Wilson had a hand in the hiring of new offensive coordinator Shane Waldron, and by all indications they are in sync on offensive philosophy.
But if Wilson doesn’t see this as a place where he can prolong his legacy as the winningest quarterback through 10 seasons in NFL history — and if the Seahawks don’t want to go through another extended period of speculation and innuendo — this offseason would seem to be a much better juncture for a trade to happen.
If they had done so last year, the Seahawks would have had to take on a $39 million cap hit, with zero savings.
If they trade him next year before June 1, they would take a $26 million hit in dead money, but would get $11 million in cap savings.
After 2021, Wilson will have two more years remaining on the four-year, $140-million contract extension he signed in April 2019.

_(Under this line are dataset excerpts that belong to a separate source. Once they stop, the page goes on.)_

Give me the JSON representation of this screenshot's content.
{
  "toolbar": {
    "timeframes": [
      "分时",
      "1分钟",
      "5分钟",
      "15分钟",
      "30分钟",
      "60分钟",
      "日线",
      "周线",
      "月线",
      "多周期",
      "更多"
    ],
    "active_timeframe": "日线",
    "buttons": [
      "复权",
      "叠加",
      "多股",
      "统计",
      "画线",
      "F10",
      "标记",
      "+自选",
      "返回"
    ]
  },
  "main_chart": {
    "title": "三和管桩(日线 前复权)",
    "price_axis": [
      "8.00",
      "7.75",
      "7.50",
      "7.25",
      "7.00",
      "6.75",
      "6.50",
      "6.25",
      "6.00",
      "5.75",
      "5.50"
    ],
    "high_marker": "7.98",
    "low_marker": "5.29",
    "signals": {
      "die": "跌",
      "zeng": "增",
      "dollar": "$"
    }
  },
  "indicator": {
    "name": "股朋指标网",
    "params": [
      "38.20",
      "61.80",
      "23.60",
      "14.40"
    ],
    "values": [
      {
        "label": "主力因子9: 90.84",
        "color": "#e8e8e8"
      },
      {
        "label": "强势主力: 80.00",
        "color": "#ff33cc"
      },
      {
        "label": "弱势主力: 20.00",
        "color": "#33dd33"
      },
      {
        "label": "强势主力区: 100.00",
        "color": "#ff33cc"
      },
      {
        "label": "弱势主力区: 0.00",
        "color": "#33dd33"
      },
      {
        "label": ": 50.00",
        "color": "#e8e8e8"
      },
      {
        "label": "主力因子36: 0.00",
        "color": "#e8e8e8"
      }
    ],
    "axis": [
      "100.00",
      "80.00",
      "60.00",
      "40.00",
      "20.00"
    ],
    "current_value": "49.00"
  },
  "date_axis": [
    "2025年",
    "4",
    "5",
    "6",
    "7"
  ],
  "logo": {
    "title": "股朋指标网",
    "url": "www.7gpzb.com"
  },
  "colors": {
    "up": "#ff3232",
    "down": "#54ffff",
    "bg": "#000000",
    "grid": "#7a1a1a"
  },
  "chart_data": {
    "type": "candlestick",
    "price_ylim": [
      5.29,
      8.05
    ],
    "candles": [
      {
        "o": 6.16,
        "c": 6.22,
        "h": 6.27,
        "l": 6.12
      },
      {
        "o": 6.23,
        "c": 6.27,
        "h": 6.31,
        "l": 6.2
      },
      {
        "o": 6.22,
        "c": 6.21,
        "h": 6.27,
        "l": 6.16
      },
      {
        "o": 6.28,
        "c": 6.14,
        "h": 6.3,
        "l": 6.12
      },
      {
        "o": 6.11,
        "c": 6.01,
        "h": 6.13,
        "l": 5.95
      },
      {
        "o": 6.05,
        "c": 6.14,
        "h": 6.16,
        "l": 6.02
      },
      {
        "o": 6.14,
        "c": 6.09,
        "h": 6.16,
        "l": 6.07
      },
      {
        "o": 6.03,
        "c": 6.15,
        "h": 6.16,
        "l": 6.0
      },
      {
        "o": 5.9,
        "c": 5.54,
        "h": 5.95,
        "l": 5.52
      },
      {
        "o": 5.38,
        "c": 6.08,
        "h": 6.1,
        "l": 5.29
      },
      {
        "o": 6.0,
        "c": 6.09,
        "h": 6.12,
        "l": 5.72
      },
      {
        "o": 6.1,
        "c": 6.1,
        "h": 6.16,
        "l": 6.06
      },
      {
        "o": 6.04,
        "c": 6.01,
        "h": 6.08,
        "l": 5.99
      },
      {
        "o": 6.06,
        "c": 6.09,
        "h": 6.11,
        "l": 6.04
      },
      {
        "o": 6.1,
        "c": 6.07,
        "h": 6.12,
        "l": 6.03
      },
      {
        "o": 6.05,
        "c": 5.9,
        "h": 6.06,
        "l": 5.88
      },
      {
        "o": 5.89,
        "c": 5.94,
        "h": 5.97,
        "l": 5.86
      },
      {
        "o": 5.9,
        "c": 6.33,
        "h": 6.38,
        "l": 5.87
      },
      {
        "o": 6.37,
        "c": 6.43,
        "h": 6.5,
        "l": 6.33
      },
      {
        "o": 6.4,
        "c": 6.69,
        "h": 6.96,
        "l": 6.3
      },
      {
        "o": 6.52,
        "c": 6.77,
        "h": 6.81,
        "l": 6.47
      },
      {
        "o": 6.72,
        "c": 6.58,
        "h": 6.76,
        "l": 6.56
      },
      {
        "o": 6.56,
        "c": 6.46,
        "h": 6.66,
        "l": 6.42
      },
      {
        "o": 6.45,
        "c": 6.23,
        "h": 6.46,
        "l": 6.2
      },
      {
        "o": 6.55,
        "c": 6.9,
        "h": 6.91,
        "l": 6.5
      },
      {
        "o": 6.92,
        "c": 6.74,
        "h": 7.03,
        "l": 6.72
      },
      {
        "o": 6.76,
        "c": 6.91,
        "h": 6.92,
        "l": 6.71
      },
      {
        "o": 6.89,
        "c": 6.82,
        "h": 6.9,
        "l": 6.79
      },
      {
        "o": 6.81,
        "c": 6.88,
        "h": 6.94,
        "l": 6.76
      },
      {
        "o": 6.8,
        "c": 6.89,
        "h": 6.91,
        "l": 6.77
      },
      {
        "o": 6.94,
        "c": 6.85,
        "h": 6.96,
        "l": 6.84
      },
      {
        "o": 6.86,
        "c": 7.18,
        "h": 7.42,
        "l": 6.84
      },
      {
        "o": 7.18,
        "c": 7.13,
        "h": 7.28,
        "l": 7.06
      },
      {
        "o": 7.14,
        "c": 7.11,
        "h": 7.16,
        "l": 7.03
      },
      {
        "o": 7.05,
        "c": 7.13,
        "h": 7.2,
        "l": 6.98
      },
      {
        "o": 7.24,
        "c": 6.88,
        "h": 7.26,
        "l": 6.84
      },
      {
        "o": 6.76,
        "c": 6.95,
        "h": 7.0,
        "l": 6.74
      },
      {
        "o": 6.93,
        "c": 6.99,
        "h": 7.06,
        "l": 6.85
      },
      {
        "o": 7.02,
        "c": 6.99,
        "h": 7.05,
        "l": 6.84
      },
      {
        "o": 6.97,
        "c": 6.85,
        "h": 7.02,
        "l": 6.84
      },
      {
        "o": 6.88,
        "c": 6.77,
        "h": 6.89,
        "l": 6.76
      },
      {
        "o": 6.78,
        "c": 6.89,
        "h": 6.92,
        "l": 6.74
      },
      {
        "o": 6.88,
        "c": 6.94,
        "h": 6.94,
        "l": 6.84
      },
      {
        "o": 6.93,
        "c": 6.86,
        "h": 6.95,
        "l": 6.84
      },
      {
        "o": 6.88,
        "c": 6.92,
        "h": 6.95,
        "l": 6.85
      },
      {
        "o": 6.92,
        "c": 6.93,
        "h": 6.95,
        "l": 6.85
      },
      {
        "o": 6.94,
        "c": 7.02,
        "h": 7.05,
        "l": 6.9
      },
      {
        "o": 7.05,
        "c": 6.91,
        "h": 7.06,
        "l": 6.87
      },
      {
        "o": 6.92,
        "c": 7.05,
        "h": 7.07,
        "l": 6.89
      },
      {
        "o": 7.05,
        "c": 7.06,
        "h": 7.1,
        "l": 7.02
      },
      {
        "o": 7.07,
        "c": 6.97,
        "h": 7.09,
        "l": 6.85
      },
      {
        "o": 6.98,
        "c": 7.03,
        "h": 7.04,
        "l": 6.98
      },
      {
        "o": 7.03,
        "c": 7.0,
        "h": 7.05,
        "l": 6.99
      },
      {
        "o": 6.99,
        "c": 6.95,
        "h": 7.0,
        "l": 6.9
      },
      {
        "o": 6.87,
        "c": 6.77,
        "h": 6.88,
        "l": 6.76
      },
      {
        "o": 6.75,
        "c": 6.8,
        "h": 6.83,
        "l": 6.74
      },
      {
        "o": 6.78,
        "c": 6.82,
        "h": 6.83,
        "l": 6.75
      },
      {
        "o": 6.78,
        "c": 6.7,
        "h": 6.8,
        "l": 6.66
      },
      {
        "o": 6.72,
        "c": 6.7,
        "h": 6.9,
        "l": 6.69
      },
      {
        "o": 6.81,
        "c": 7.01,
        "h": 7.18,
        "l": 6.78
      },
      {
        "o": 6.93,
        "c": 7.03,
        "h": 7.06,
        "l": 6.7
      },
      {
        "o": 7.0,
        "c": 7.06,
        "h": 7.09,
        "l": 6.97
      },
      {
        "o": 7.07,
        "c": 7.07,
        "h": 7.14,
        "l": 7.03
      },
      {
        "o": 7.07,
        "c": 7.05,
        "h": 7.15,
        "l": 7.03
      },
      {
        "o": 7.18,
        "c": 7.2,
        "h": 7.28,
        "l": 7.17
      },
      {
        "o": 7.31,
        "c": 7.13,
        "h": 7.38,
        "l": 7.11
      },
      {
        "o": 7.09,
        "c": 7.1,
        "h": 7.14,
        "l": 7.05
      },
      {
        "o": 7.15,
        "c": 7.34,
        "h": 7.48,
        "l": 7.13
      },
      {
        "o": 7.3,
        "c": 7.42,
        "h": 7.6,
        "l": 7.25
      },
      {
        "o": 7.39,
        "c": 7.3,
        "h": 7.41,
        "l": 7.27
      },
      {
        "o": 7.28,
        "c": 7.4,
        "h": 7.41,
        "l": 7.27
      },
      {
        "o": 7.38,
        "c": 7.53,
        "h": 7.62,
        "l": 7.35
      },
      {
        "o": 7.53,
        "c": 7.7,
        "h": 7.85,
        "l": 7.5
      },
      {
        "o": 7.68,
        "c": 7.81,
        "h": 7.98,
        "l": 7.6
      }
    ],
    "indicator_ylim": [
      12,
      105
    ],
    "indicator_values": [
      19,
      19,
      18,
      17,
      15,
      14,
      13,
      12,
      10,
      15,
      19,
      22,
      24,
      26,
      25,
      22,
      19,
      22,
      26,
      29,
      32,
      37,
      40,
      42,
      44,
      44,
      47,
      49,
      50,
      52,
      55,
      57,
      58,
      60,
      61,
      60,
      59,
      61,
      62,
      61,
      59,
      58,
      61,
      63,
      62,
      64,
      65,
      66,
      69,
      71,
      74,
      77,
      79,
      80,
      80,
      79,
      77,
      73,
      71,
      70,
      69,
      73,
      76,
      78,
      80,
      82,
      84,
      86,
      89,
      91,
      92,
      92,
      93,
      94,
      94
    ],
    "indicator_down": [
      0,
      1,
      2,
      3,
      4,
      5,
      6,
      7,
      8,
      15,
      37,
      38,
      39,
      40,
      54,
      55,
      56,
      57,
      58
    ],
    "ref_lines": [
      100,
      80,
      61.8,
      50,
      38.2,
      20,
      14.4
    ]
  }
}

So if the Seahawks were going to wait another season to explore a possible Wilson trade, it would be complicated by the pending end of his contract and the need to start renegotiating.
In other words, if you’re going to trade Wilson — which admittedly would be a monumental decision, yet one that doesn’t seem as unthinkable as it once did — it would be much more favorable, cap-wise, after this year.
The Catch-22 in the NFL is that it’s very hard to stay competitive with an elite quarterback taking up such a disproportionate share of a team’s salary cap.
But it’s even harder to compete without an elite quarterback — and those can be incredibly hard to find. Just ask the Bears or Jets about that.
The Seahawks have been blessed to have one for a decade. But as Wilson heads to injury rehab and an uncertain future in Seattle, you have to wonder how much longer.